Whitehead Robert P, McCoy Sheryl, Rivkin Saul E, Gross Howard M, Conrad Marcel E, Doolittle Gary C, Wolff Robert A, Goodwin J Wendall, Dakhil Shaker R, Abbruzzese James L
Department of Internal Medicine, University of Texas Medical Branch, 301 University Blvd, Galveston, TX 77555-0565, USA.
Invest New Drugs. 2006 Nov;24(6):515-20. doi: 10.1007/s10637-006-8440-x.
The purpose of this Phase II multi-institutional study was to define the efficacy and toxicity of ixabepilone in patients with advance pancreatic adenocarcinoma.

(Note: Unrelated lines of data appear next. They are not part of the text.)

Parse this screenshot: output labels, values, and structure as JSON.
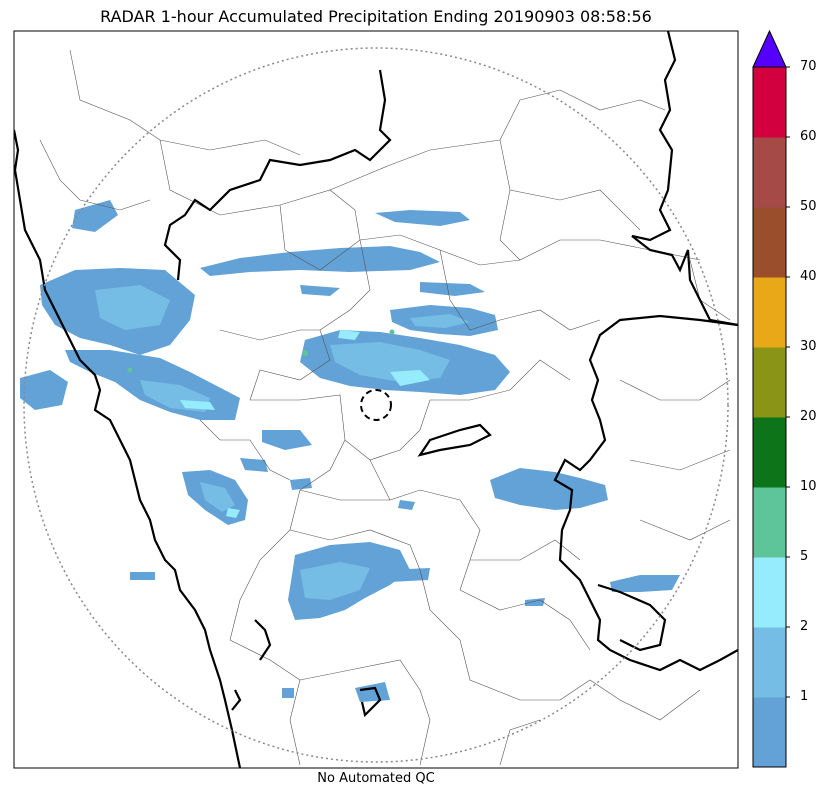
{
  "title": "RADAR 1-hour Accumulated Precipitation Ending 20190903 08:58:56",
  "footer": "No Automated QC",
  "colorbar": {
    "extend": "max",
    "extend_color": "#5500ff",
    "bins": [
      {
        "from": 0,
        "to": 1,
        "color": "#62a2d6"
      },
      {
        "from": 1,
        "to": 2,
        "color": "#76bde5"
      },
      {
        "from": 2,
        "to": 5,
        "color": "#96ecfc"
      },
      {
        "from": 5,
        "to": 10,
        "color": "#5ec59a"
      },
      {
        "from": 10,
        "to": 20,
        "color": "#0e7419"
      },
      {
        "from": 20,
        "to": 30,
        "color": "#8a9416"
      },
      {
        "from": 30,
        "to": 40,
        "color": "#e8a818"
      },
      {
        "from": 40,
        "to": 50,
        "color": "#9b4e2c"
      },
      {
        "from": 50,
        "to": 60,
        "color": "#a64a48"
      },
      {
        "from": 60,
        "to": 70,
        "color": "#d3003f"
      }
    ],
    "tick_labels": [
      "1",
      "2",
      "5",
      "10",
      "20",
      "30",
      "40",
      "50",
      "60",
      "70"
    ]
  },
  "range_ring": "dotted",
  "radar_site_marker": "dashed circle"
}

Patients were required to have pancreatic adenocarcinoma and metastatic or recurrent disease that was not amenable to curative resection. Performance status was 0-1, and patients could not have had prior chemotherapy, or chemoradiation therapy for their advanced disease although prior local palliative radiation was allowed. Ixabepilone was administered iv as a 3 hour infusion every 21 days. Initially, the dose was 50 mg/m(2) but this was lowered to 40 mg/m(2) shortly after the trial opened because of concerns about neurotoxicity.
Sixty-two patients were registered however 2 were ineligible because they did not have recurrent or metastatic disease. For the 60 eligible patients, 22 had performance status of 0 and 38 performance status of 1. The estimated 6-month survival was 60% (95% CI 48%-72%) with a median survival of 7.2 months and an estimated time to treatment failure of 2.3 months. Out of 56 patients with measurable disease there were 5 confirmed partial responses for a confirmed response probability of 9% (95% CI 3%-20%) and 7 unconfirmed partial responses for an overall response probability of 21% (95% CI 12%-34%). Common toxicities were neutropenia/granulocytopenia, nausea and vomiting and neuropathy. There was one death, cause not determined but judged "possibly" related to treatment.
Ixabepilone shows encouraging activity in patients with advanced pancreatic cancer and should be investigated further in this disease.